Motor racing is dangerous. Writing those four words, it seems completely intuitive — we all know that risk is a part of the sport. Still, we lose sight of that fact because, thankfully, regardless of the type or style of racing, things have become incredibly safe. There will always be outliers like Pikes Peak, The Isle of Man and Dakar where conditions dictate that catastrophes, sadly, are to be expected. But racing on an internationally sanctioned track is different. There are hundreds of driver crashes and rider-offs every season, all over the world, where everyone involved walks away waving to the crowd. It’s a testament to the strides made in track design, marshall services, personal protective gear and vehicle composition. And yet, every so often we are reminded of just how much is at stake.

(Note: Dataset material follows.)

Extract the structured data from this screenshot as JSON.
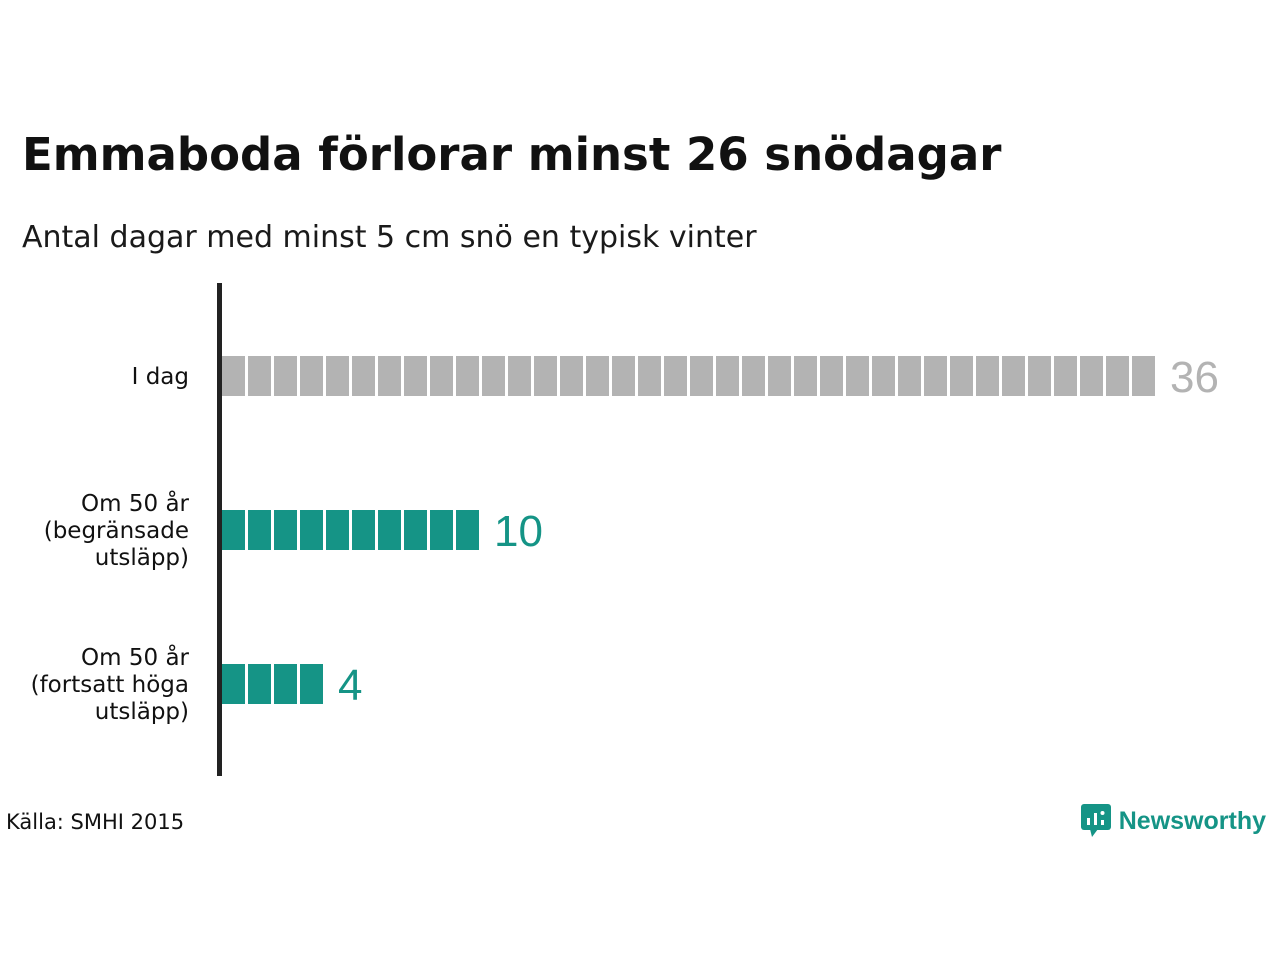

It started on Friday, July 17, 2015, when news that Jules Bianchi, a 25-year-old French Formula 1 driver with a very promising future, succumbed to injuries suffered at last fall’s Japanese Grand Prix. It was the pinnacle sport’s first casualty since Ayrton Senna’s tragic passing in 1994. I had just landed in Monterey, California — in town to watch the World Superbike race at Mazda Raceway Laguna Seca — when I read the tragic headline. It was staggering news. I remember watching the race and being stunned when Bianchi’s Marussia collided with a forklift that had been used to remove the Sauber of Adrian Sutil from an off a few laps previously. The feed didn’t pick up the crash immediately. The torrential downpour from Typhoon Phanfone unleashing over top of Suzuka meant there was action all over the track. It took a lap or two before the incident was even reported by the announcers. The replay was horrendous.

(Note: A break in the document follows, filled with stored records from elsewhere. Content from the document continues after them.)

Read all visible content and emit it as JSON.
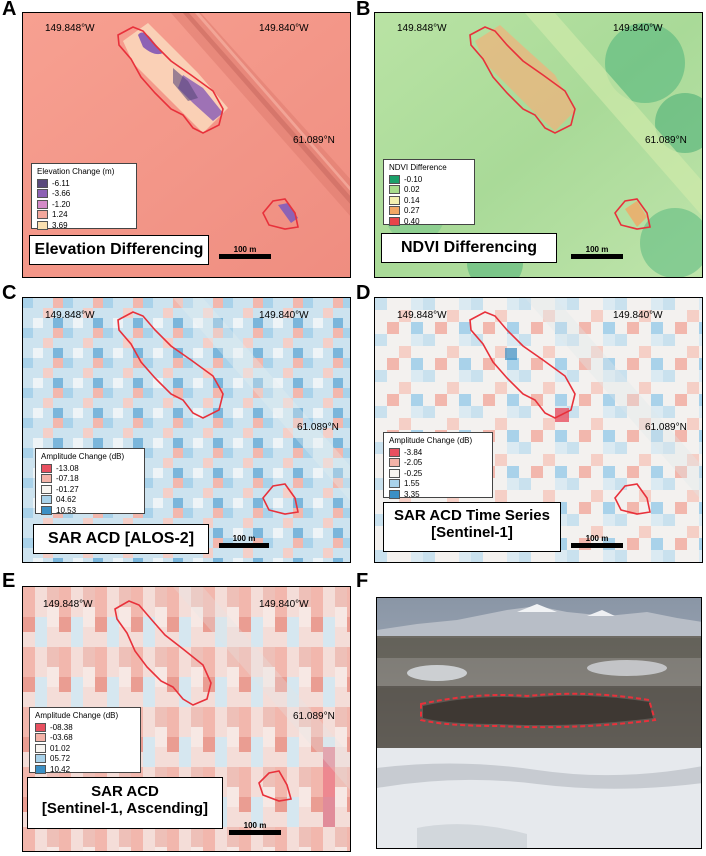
{
  "panels": [
    {
      "label": "A",
      "coords": {
        "west1": "149.848°W",
        "west2": "149.840°W",
        "north": "61.089°N"
      },
      "legend": {
        "title": "Elevation Change (m)",
        "items": [
          {
            "value": "-6.11",
            "color": "#5a4a7c"
          },
          {
            "value": "-3.66",
            "color": "#8d62b5"
          },
          {
            "value": "-1.20",
            "color": "#d48ac8"
          },
          {
            "value": "1.24",
            "color": "#f3a79c"
          },
          {
            "value": "3.69",
            "color": "#fbe0b0"
          }
        ]
      },
      "title": [
        "Elevation Differencing"
      ],
      "scale": "100 m"
    },
    {
      "label": "B",
      "coords": {
        "west1": "149.848°W",
        "west2": "149.840°W",
        "north": "61.089°N"
      },
      "legend": {
        "title": "NDVI Difference",
        "items": [
          {
            "value": "-0.10",
            "color": "#1aa06a"
          },
          {
            "value": "0.02",
            "color": "#a8dc8c"
          },
          {
            "value": "0.14",
            "color": "#f3f0b0"
          },
          {
            "value": "0.27",
            "color": "#f2a765"
          },
          {
            "value": "0.40",
            "color": "#e8454a"
          }
        ]
      },
      "title": [
        "NDVI Differencing"
      ],
      "scale": "100 m"
    },
    {
      "label": "C",
      "coords": {
        "west1": "149.848°W",
        "west2": "149.840°W",
        "north": "61.089°N"
      },
      "legend": {
        "title": "Amplitude Change (dB)",
        "items": [
          {
            "value": "-13.08",
            "color": "#e85060"
          },
          {
            "value": "-07.18",
            "color": "#f4b3a8"
          },
          {
            "value": "-01.27",
            "color": "#f8f5f1"
          },
          {
            "value": "04.62",
            "color": "#a9d2ea"
          },
          {
            "value": "10.53",
            "color": "#3b8fc4"
          }
        ]
      },
      "title": [
        "SAR ACD [ALOS-2]"
      ],
      "scale": "100 m"
    },
    {
      "label": "D",
      "coords": {
        "west1": "149.848°W",
        "west2": "149.840°W",
        "north": "61.089°N"
      },
      "legend": {
        "title": "Amplitude Change (dB)",
        "items": [
          {
            "value": "-3.84",
            "color": "#e85060"
          },
          {
            "value": "-2.05",
            "color": "#f4b3a8"
          },
          {
            "value": "-0.25",
            "color": "#f8f5f1"
          },
          {
            "value": "1.55",
            "color": "#a9d2ea"
          },
          {
            "value": "3.35",
            "color": "#3b8fc4"
          }
        ]
      },
      "title": [
        "SAR ACD Time Series",
        "[Sentinel-1]"
      ],
      "scale": "100 m"
    },
    {
      "label": "E",
      "coords": {
        "west1": "149.848°W",
        "west2": "149.840°W",
        "north": "61.089°N"
      },
      "legend": {
        "title": "Amplitude Change (dB)",
        "items": [
          {
            "value": "-08.38",
            "color": "#e85060"
          },
          {
            "value": "-03.68",
            "color": "#f4b3a8"
          },
          {
            "value": "01.02",
            "color": "#f8f5f1"
          },
          {
            "value": "05.72",
            "color": "#a9d2ea"
          },
          {
            "value": "10.42",
            "color": "#3b8fc4"
          }
        ]
      },
      "title": [
        "SAR ACD",
        "[Sentinel-1, Ascending]"
      ],
      "scale": "100 m"
    }
  ],
  "photo": {
    "label": "F"
  }
}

At Laguna, hushed talk of Bianchi’s death was on everyone’s lips. The pool of motorsport ripples quickly when tragedy strikes. In a conversation with track CEO Gill Campbell, she spoke to the massive changes made to Mazda Raceway Laguna Seca in 1988. To meet changing FIA and FIM safety homologation requirements, run-off areas were extended, gravel was added and a high-speed straight that once began at the turn 2 exit was contracted into turns 3, 4 and 5 to slow things down. Further changes continue to take place to prepare for motorcycle racing. Specifically, the gravel areas on the outside of curves are “fluffed” to help stop errant bike and rider travel. Twenty-five doctors and up to 50 paramedics — all with specialized knowledge of motorcycle racing — are on staff for the race weekend because, as Gill puts it, “the only thing between a rider and god is asphalt.”

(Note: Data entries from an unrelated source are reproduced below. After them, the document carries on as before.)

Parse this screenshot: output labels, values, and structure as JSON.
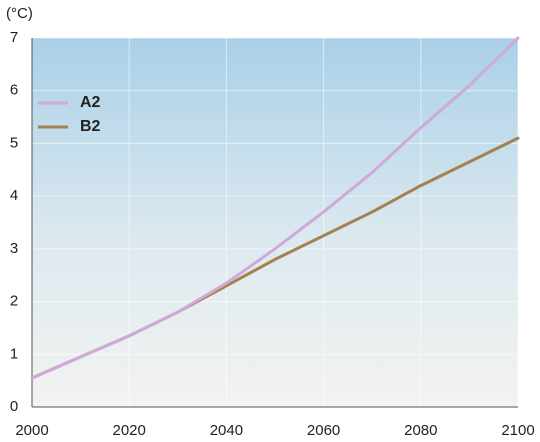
{
  "chart_data": {
    "type": "line",
    "y_unit": "(°C)",
    "x": [
      2000,
      2010,
      2020,
      2030,
      2040,
      2050,
      2060,
      2070,
      2080,
      2090,
      2100
    ],
    "series": [
      {
        "name": "A2",
        "color": "#cfa9d8",
        "values": [
          0.55,
          0.95,
          1.35,
          1.8,
          2.35,
          3.0,
          3.7,
          4.45,
          5.3,
          6.1,
          7.0
        ]
      },
      {
        "name": "B2",
        "color": "#a3824e",
        "values": [
          0.55,
          0.95,
          1.35,
          1.8,
          2.3,
          2.8,
          3.25,
          3.7,
          4.2,
          4.65,
          5.1
        ]
      }
    ],
    "xlim": [
      2000,
      2100
    ],
    "xticks": [
      2000,
      2020,
      2040,
      2060,
      2080,
      2100
    ],
    "ylim": [
      0,
      7
    ],
    "yticks": [
      0,
      1,
      2,
      3,
      4,
      5,
      6,
      7
    ],
    "grid": true,
    "legend": "upper-left"
  }
}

“It’s a combination of balls and stupidity,” Sykes joked. “Forget about the Corkscrew, it’s easy. Turn 1 is the most courageous turn by far. Both wheels leave the tarmac. It’s a blind corner we take at 165 mph.”
And yet, best intentions and stringent preparation can still go awry. Two riders, 35-year-old Bernat Martinez and 27-year-old Daniel Rivas Fernandez, were killed on the first lap of the MotoAmerica Superstock 1000 race. The accident happened in turn one. Twenty-eight riders, tightly packed, just given the green flag and jostling for position sped through the dogleg left. Contact was made and riders went down. Four would receive treatment at the track, but Rivas and Martinez would not make it. I had already departed the track when the accident happened, but during a sit-down with 2013 World Champion Tom Sykes, the previous day, he described the difficulties associated with turn one. “Its a combination of balls and stupidity,” Sykes joked. “Forget about the Corkscrew, it’s easy. Turn 1 is the most courageous turn by far. Both wheels leave the tarmac. Its a blind corner we take at 165 mph.” Sykes went on, “It’s hard to describe the feeling. You need to balance the movement of your tires with throttle position, all by using your body.” And this, while trying to defend a racing line, mount an attack and avoid contact (at full speed, in a 46-degree lean, with little to no contact with the asphalt below).
How tragedies like this don’t happen more often is a testament to the conditioning and abilities of today’s modern riders as much as it is the advances in modern track design, preparation and technological ingenuity integrated into protective gear. But the fact that they still do means there’s work yet to be done. As the incidents add up (Justin Wilson’s fatal crash happened two months after Martinez and Fernandez), so does the need for considered action.